O jornalista Fernando Berenguel bateu um papo com o autor e especialista sertanejo André Piunti. Escritor da obra “Bem Sertanejo – A História da Música Que Conquistou o Brasil”, o também jornalista falou sobre as supostas carreiras internacionais de Simaria e Gusttavo Lima, comentou o fenômeno Ana Castela e também esmiuçou o sucesso póstumo de Marília Mendonça.
Confira a conversa abaixo:
Carregando...
Não foi possível carregar anúncio
O sertanejo flertou com a bachata latina nos últimos tempos e agora vem flertando com as batidas dançantes do Agronejo. Você acha que a nova moda veio pra ficar? Qual o papel de Ana Castela nesta nova cena?

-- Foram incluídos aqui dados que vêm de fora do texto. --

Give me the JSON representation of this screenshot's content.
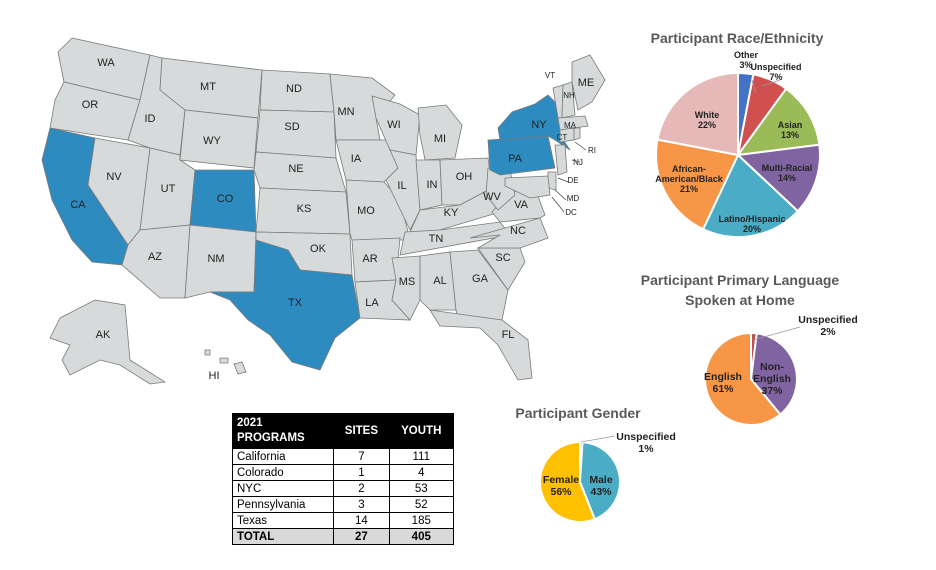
{
  "map": {
    "highlight_color": "#2e8bc0",
    "base_color": "#d6dadb",
    "border_color": "#7a7a7a",
    "highlighted_states": [
      "CA",
      "CO",
      "TX",
      "NY",
      "PA"
    ],
    "state_labels": [
      "WA",
      "OR",
      "CA",
      "NV",
      "ID",
      "MT",
      "WY",
      "UT",
      "AZ",
      "CO",
      "NM",
      "ND",
      "SD",
      "NE",
      "KS",
      "OK",
      "TX",
      "MN",
      "IA",
      "MO",
      "AR",
      "LA",
      "WI",
      "IL",
      "MI",
      "IN",
      "OH",
      "KY",
      "TN",
      "MS",
      "AL",
      "GA",
      "FL",
      "SC",
      "NC",
      "VA",
      "WV",
      "PA",
      "NY",
      "VT",
      "NH",
      "ME",
      "MA",
      "CT",
      "RI",
      "NJ",
      "DE",
      "MD",
      "DC",
      "AK",
      "HI"
    ]
  },
  "table": {
    "header": {
      "col1": "2021\nPROGRAMS",
      "col2": "SITES",
      "col3": "YOUTH"
    },
    "rows": [
      {
        "name": "California",
        "sites": "7",
        "youth": "111"
      },
      {
        "name": "Colorado",
        "sites": "1",
        "youth": "4"
      },
      {
        "name": "NYC",
        "sites": "2",
        "youth": "53"
      },
      {
        "name": "Pennsylvania",
        "sites": "3",
        "youth": "52"
      },
      {
        "name": "Texas",
        "sites": "14",
        "youth": "185"
      }
    ],
    "total": {
      "name": "TOTAL",
      "sites": "27",
      "youth": "405"
    }
  },
  "chart_data": [
    {
      "type": "pie",
      "title": "Participant Race/Ethnicity",
      "series": [
        {
          "name": "Other",
          "label": "3%",
          "value": 3,
          "color": "#4472c4"
        },
        {
          "name": "Unspecified",
          "label": "7%",
          "value": 7,
          "color": "#d0504f"
        },
        {
          "name": "Asian",
          "label": "13%",
          "value": 13,
          "color": "#9bbb59"
        },
        {
          "name": "Multi-Racial",
          "label": "14%",
          "value": 14,
          "color": "#8064a2"
        },
        {
          "name": "Latino/Hispanic",
          "label": "20%",
          "value": 20,
          "color": "#4bacc6"
        },
        {
          "name": "African-American/Black",
          "label": "21%",
          "value": 21,
          "color": "#f79646"
        },
        {
          "name": "White",
          "label": "22%",
          "value": 22,
          "color": "#e6b9b8"
        }
      ]
    },
    {
      "type": "pie",
      "title": "Participant Primary Language Spoken at Home",
      "series": [
        {
          "name": "Unspecified",
          "label": "2%",
          "value": 2,
          "color": "#c0504d"
        },
        {
          "name": "Non-English",
          "label": "37%",
          "value": 37,
          "color": "#8064a2"
        },
        {
          "name": "English",
          "label": "61%",
          "value": 61,
          "color": "#f79646"
        }
      ]
    },
    {
      "type": "pie",
      "title": "Participant Gender",
      "series": [
        {
          "name": "Unspecified",
          "label": "1%",
          "value": 1,
          "color": "#4472c4"
        },
        {
          "name": "Male",
          "label": "43%",
          "value": 43,
          "color": "#4bacc6"
        },
        {
          "name": "Female",
          "label": "56%",
          "value": 56,
          "color": "#ffc000"
        }
      ]
    }
  ]
}
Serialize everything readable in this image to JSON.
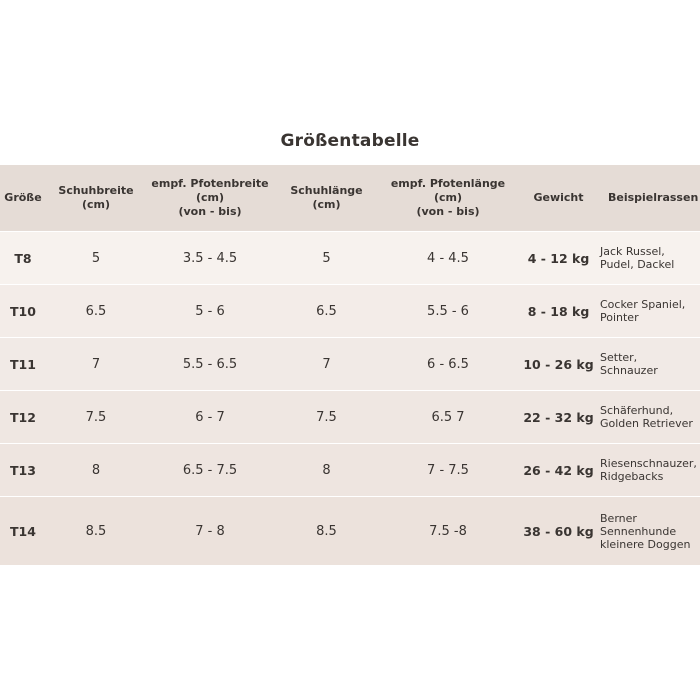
{
  "title": "Größentabelle",
  "columns": [
    "Größe",
    "Schuhbreite\n(cm)",
    "empf. Pfotenbreite\n(cm)\n(von - bis)",
    "Schuhlänge\n(cm)",
    "empf. Pfotenlänge\n(cm)\n(von - bis)",
    "Gewicht",
    "Beispielrassen"
  ],
  "rows": [
    {
      "size": "T8",
      "shoe_width": "5",
      "paw_width": "3.5 - 4.5",
      "shoe_length": "5",
      "paw_length": "4 - 4.5",
      "weight": "4 - 12 kg",
      "breeds": "Jack Russel,\nPudel, Dackel"
    },
    {
      "size": "T10",
      "shoe_width": "6.5",
      "paw_width": "5 - 6",
      "shoe_length": "6.5",
      "paw_length": "5.5 - 6",
      "weight": "8 - 18 kg",
      "breeds": "Cocker Spaniel,\nPointer"
    },
    {
      "size": "T11",
      "shoe_width": "7",
      "paw_width": "5.5 - 6.5",
      "shoe_length": "7",
      "paw_length": "6 - 6.5",
      "weight": "10 - 26 kg",
      "breeds": "Setter,\nSchnauzer"
    },
    {
      "size": "T12",
      "shoe_width": "7.5",
      "paw_width": "6 - 7",
      "shoe_length": "7.5",
      "paw_length": "6.5 7",
      "weight": "22 - 32 kg",
      "breeds": "Schäferhund,\nGolden Retriever"
    },
    {
      "size": "T13",
      "shoe_width": "8",
      "paw_width": "6.5 - 7.5",
      "shoe_length": "8",
      "paw_length": "7 - 7.5",
      "weight": "26 - 42 kg",
      "breeds": "Riesenschnauzer,\nRidgebacks"
    },
    {
      "size": "T14",
      "shoe_width": "8.5",
      "paw_width": "7 - 8",
      "shoe_length": "8.5",
      "paw_length": "7.5 -8",
      "weight": "38 - 60 kg",
      "breeds": "Berner\nSennenhunde\nkleinere Doggen"
    }
  ]
}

“A gente tem sempre algum ritmo, alguma coisa que está pautando durante um momento o sertanejo. A gente teve o arrocha que foi muito forte, uns dez anos atrás, a gente teve na pandemia o piseiro, tem o lance da bachata que o Gusttavo Lima foi um cara que investiu muito nisso e aí muita gente foi nesta onda. E você tem esse estilo da Ana Castela hoje que mistura muito gêneros musicais e que também tem influenciado principalmente uma turma nova de artistas. A Ana é muito interessante como artista, mas também como uma pessoa que dá uma sobrevida muito boa pro mercado né?”.

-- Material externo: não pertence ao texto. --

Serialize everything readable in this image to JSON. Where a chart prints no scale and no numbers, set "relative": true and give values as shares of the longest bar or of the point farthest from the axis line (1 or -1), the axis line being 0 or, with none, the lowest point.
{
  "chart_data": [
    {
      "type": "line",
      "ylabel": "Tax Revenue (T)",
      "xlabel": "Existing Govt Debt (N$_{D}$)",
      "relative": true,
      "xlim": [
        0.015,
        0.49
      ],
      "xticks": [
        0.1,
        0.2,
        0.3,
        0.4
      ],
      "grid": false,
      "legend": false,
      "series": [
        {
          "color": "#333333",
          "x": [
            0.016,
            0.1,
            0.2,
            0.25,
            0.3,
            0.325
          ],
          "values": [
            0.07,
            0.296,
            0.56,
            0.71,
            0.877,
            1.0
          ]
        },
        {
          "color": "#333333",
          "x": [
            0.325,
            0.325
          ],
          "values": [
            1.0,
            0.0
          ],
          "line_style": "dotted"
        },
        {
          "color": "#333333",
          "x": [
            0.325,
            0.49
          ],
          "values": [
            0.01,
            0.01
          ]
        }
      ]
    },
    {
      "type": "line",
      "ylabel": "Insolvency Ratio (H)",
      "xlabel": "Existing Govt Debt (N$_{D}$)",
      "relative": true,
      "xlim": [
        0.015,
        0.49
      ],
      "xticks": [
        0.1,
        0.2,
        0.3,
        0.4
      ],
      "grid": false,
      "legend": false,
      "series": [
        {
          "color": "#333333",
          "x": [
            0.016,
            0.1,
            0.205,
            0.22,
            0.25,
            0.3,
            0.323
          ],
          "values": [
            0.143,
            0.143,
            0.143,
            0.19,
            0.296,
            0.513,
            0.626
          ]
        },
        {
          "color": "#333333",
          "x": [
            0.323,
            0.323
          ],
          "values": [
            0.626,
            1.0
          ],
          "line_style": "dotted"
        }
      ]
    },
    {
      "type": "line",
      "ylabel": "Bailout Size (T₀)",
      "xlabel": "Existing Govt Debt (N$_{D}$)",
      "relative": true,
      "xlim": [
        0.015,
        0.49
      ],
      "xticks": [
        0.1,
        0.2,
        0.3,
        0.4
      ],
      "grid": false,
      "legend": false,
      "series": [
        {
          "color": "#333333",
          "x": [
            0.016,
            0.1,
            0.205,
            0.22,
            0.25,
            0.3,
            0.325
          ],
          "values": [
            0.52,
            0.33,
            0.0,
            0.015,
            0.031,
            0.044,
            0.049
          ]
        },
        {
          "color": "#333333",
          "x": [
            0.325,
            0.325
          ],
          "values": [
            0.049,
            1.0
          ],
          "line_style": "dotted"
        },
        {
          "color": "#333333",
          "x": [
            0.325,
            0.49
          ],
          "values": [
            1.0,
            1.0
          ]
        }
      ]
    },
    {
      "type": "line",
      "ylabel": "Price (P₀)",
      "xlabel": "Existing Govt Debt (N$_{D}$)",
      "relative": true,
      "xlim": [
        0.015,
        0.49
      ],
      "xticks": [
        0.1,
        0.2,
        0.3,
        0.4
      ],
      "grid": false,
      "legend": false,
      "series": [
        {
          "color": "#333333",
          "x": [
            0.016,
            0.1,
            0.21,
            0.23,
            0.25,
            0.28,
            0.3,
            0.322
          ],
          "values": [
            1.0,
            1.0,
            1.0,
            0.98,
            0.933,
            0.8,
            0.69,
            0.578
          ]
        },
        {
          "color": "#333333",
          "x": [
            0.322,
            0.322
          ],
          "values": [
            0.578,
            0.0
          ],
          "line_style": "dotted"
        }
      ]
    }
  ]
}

“Junto com a Ana tá vindo um monte de gente. A Ana começou a virar referência para pessoas, artistas e escritórios que olham pra artistas da faixa etária dela. A Ana tem 19 anos e era uma pessoa que até antes da pandemia não estava no meio da música e hoje é um dos nomes mais importantes. Ela tam uma importância musical mas também como mercado. O futuro da Ana é importante porque tem uma galera olhando pra ela e falando ‘Pô dá pra ir por aqui‘ ou ‘Não dá pra ir por aqui’. Ela é uma espécie de “norte” para o que o mercado vai fazer com esta faixa etária que é gigante. Ela tem uma importância de ser um farol novo na sequência do mercado sertanejo como um todo”.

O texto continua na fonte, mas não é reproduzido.